Hawthorne has served since 1972 as the president of the Spiked Shoes Society, William & Mary’s track alumni and friends booster club. Throughout his 44 years of leading the Spiked Shoes Society, Hawthorne has helped raise more than $6 million for the various costs of running a Division I cross-country and track program, which include scholarships, coaching salaries and travel expenses.

Additionally, Hawthorne authored Track Talk, a William & Mary track and field newsletter, for 31 years and helped keep alumni informed on track and field related results and news.

But Hawthorne’s dedication went further than simply putting pen to paper. In addition to his volunteerism at William & Mary track meets throughout the years, he also made a point to practice with the William & Mary cross-country team for 40 years.

Hawthorne, who has logged more than 115,000 miles in his 60 years as a runner, ran with the William & Mary men’s cross-country team for 23 years before he could no longer keep pace with the collegiate runners. For the next 17 years, starting in 1985, he began running with the women’s cross-country team and helped create a more comfortable running environment for the athletes.

Mark Tompkins runs during a Chinese New Year run in 2012. (Photo courtesy of Mark Tompkins)
Mark Tompkins runs during a Chinese New Year run in 2012. (Photo courtesy of Mark Tompkins)

“Back then, there weren’t as many female runners and the girls would sometimes get some rude or crude comments from [drivers],” he said. “When I ran with them that pretty much stopped, because I guess people didn’t want to shout rude things at women runners when a man was with them.”

For his efforts at William & Mary, Hawthorne was inducted into the William & Mary Athletics Hall of Fame in 1989. He has also received numerous awards recognizing him as a distinguished alumni.

Tompkins, Hawthorne’s co-inductee into the Virginia Peninsula Road Racing Hall of Fame, has a decorated running résumé that includes fast times and top coaching honors.

A collegiate cross-country and track and field runner for the U.S. Naval Academy from 1995 to 1999, Tompkins took to road racing and set a number of personal milestones in the process.

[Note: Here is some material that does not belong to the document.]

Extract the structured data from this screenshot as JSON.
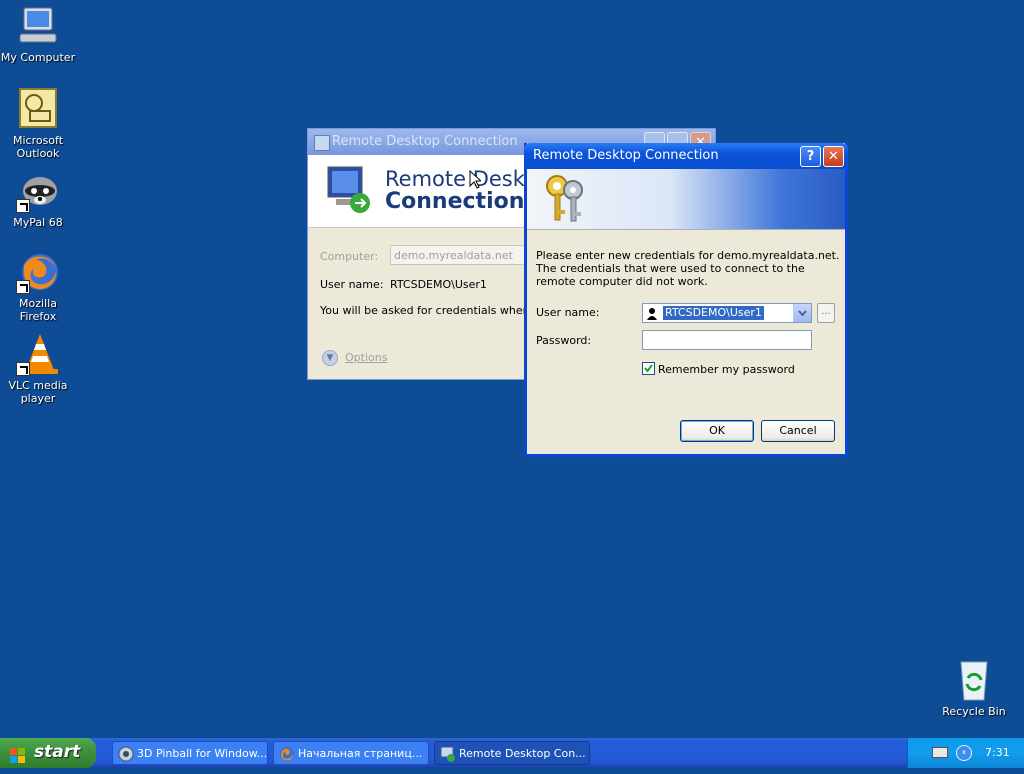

As a road runner, Tompkins has achieved significant road racing goals, including a sub-15 minute 5k — he ran a 14:58 during the New England USA Track and Field Championship in 1999 — and a 10-miler completed in less than an hour — he posted a 55:09 during the Yorktown Battle Field Run in 2009.

Tompkins has continued his strong streak of running in more recent years competing in Masters division races, which are reserved for athletes 40 and older.

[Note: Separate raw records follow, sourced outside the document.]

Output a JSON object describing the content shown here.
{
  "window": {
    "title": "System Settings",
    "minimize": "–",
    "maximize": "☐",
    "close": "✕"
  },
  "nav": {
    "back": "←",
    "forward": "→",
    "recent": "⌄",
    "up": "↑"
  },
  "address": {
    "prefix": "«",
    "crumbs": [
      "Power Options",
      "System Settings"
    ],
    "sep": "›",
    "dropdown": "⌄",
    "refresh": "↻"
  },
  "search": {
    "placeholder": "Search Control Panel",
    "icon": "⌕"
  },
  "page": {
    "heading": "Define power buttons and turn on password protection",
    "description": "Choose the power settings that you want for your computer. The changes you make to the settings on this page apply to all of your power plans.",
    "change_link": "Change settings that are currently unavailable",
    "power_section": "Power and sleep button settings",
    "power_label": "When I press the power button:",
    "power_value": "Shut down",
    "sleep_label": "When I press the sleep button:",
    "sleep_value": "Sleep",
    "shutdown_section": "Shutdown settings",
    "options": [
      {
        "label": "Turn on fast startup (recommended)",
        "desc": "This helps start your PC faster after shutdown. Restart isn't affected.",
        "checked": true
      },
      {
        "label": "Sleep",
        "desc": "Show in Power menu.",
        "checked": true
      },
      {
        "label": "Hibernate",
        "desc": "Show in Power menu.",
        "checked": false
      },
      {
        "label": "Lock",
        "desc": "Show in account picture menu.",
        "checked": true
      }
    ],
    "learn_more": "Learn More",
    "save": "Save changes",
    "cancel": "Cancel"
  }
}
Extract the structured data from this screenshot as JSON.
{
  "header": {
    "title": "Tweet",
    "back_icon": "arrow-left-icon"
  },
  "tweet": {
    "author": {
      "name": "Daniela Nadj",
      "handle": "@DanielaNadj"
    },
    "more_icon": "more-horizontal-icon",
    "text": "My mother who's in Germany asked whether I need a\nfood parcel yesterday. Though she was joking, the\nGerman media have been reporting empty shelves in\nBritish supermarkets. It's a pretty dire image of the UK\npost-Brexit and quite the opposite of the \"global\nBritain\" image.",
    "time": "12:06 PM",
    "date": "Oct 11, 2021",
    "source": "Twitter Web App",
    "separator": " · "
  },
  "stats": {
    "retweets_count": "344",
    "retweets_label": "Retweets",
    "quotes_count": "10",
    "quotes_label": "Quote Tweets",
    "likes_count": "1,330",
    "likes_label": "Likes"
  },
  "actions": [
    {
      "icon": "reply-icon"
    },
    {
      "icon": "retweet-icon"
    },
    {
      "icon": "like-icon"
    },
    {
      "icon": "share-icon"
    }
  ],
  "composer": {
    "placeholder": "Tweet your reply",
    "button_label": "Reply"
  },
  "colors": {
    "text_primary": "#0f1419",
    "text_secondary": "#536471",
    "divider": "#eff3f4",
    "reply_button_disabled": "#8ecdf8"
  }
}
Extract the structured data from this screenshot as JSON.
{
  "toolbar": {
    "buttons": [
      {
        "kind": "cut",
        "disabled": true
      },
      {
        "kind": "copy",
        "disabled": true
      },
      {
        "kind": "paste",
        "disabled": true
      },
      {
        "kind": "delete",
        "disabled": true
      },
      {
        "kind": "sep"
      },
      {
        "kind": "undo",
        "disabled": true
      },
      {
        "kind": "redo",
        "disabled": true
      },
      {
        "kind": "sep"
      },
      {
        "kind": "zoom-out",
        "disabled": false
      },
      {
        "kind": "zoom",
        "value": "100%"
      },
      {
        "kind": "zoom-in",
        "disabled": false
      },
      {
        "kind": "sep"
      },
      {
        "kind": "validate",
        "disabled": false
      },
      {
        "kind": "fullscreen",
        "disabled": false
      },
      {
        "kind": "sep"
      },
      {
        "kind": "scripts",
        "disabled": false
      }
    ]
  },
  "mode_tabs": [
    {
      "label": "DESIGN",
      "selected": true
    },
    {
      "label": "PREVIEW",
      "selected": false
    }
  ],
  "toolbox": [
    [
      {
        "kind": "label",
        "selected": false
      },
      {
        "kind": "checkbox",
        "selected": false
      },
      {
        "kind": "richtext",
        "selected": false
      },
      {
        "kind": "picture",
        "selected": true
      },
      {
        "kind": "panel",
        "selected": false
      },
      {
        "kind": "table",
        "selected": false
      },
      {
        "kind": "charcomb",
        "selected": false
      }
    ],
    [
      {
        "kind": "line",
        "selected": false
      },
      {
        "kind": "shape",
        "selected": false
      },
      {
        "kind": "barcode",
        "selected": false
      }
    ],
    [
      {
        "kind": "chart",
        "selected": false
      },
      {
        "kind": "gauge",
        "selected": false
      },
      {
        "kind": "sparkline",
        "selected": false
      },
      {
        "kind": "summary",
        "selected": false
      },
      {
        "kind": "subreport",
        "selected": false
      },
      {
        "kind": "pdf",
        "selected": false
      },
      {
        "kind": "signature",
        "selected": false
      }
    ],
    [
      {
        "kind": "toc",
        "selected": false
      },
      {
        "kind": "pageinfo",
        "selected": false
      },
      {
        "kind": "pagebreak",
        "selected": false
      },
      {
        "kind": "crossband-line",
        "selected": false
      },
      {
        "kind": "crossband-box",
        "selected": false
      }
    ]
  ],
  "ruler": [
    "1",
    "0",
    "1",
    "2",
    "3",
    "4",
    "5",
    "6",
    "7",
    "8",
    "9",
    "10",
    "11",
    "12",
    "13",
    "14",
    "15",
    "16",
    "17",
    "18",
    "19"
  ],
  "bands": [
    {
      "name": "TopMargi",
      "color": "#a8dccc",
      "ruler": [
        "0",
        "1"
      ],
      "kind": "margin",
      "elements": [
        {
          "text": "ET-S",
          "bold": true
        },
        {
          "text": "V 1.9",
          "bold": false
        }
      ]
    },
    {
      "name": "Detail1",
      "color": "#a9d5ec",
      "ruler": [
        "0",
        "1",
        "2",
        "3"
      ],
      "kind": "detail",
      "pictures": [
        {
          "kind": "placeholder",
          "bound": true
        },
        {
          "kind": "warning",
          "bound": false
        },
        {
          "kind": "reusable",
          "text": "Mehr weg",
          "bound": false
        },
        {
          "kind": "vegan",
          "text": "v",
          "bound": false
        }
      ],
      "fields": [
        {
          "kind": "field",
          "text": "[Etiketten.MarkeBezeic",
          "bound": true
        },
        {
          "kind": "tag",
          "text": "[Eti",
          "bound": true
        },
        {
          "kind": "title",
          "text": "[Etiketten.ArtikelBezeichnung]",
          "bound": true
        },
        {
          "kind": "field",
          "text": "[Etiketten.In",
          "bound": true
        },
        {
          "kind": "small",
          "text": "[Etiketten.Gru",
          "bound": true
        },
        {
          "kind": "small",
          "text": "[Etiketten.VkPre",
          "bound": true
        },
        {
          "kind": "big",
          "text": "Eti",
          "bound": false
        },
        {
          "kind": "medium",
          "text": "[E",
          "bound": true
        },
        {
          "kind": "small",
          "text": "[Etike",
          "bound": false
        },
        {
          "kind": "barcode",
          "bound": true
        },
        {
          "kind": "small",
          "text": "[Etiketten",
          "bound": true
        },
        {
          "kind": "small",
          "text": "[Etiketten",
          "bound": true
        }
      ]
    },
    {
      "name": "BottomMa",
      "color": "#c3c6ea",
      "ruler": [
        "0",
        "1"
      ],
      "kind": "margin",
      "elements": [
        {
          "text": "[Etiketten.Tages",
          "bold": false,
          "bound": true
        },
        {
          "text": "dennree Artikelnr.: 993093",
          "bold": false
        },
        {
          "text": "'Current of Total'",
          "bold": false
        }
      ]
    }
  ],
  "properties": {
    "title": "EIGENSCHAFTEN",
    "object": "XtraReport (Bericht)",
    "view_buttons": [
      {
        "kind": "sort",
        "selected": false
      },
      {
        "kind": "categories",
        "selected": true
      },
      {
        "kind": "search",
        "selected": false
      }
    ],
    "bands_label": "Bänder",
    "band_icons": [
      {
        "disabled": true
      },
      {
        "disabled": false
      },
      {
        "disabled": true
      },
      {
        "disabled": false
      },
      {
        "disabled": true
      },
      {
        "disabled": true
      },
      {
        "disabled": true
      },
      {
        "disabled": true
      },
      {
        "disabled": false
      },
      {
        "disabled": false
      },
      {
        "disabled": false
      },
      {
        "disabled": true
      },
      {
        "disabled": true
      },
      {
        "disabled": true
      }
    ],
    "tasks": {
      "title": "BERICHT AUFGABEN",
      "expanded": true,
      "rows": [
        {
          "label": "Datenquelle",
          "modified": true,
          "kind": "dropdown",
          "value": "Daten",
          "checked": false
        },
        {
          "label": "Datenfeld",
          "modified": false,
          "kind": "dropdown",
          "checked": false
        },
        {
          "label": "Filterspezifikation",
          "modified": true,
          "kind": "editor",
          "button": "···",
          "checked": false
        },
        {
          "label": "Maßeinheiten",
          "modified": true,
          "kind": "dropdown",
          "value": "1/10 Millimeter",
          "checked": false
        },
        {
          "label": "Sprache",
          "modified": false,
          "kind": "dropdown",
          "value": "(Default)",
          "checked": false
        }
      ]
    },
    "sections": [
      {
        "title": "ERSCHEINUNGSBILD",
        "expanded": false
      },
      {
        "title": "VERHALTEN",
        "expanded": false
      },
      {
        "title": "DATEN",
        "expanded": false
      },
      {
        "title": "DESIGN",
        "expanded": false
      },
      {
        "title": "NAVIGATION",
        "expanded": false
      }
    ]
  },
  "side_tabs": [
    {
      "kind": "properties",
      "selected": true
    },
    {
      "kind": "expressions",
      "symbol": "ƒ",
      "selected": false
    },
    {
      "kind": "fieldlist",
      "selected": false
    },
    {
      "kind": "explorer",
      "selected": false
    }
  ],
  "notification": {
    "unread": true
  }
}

Last year, Tompkins traveled to Charlotte, N.C. and finished first in the Southeast Footlocker Championship with a time of 16:08. He is also a three-time winner of the Colonial Road Runners Grand Prix.

And while Tompkins has achieved plenty of accolades throughout his running career, he has also helped mentor young runners aspiring to receive accolades of their own one day.

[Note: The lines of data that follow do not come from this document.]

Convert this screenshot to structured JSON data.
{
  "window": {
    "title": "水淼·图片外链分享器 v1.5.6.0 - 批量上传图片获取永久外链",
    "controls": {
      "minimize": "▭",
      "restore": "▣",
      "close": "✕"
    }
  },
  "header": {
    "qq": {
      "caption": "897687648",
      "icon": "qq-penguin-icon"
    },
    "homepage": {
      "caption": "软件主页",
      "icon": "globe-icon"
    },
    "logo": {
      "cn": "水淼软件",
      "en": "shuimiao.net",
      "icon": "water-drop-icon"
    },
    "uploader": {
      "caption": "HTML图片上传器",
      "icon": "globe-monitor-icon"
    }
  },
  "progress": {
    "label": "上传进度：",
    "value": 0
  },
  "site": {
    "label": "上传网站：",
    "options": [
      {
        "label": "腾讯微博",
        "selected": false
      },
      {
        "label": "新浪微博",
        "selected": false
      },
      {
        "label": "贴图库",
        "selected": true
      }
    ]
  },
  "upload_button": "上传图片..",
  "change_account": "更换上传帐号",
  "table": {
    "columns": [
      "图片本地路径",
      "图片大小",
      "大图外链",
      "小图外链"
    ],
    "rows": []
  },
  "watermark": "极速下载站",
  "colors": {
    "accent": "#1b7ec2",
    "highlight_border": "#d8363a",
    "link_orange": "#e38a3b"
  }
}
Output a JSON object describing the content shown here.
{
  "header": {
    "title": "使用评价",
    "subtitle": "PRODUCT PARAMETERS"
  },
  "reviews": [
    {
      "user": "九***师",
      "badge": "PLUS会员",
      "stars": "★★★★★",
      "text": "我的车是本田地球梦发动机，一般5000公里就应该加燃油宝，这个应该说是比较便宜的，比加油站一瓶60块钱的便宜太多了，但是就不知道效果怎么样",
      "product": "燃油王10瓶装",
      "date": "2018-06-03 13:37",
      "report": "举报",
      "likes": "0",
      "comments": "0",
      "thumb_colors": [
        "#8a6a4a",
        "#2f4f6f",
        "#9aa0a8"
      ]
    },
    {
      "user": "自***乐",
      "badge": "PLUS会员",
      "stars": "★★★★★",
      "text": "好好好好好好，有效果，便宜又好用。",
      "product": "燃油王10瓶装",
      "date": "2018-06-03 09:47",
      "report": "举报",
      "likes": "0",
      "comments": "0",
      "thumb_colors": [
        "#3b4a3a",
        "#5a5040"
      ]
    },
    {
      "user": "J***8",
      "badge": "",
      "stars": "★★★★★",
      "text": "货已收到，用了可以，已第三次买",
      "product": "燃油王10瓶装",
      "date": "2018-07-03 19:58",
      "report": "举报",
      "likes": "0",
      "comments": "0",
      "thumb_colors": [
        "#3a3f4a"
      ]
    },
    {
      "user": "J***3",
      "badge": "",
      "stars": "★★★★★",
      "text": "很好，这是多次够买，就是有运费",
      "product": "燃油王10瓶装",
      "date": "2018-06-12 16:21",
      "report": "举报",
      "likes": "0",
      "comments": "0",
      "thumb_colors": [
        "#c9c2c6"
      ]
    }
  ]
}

Tompkins coached cross-country and track at Walsingham Academy from 2005 to 2008 before taking over as Bruton’s track and cross-country programs. Since taking over at Bruton, Tompkins has produced multiple All-State runners and even helped Carley Shannon qualify for the New Balance Nationals Indoor in 2013.

“I think it’s beautiful when a young athlete develops into something great and does something they thought they couldn’t do,” Tompkins said.

While also coaching at Bruton, Tompkins also founded the Greater Williamsburg Distance Running Club in 2014. Tompkins started the club, which serves more than 40 young runners, with the hopes of promoting distance running and healthy lifestyles to children in the Historic Triangle.

Both Hawthorne and Tompkins will be honored at the Colonial Road Runners awards banquet Saturday at the Windsor Forest Clubhouse in James City County.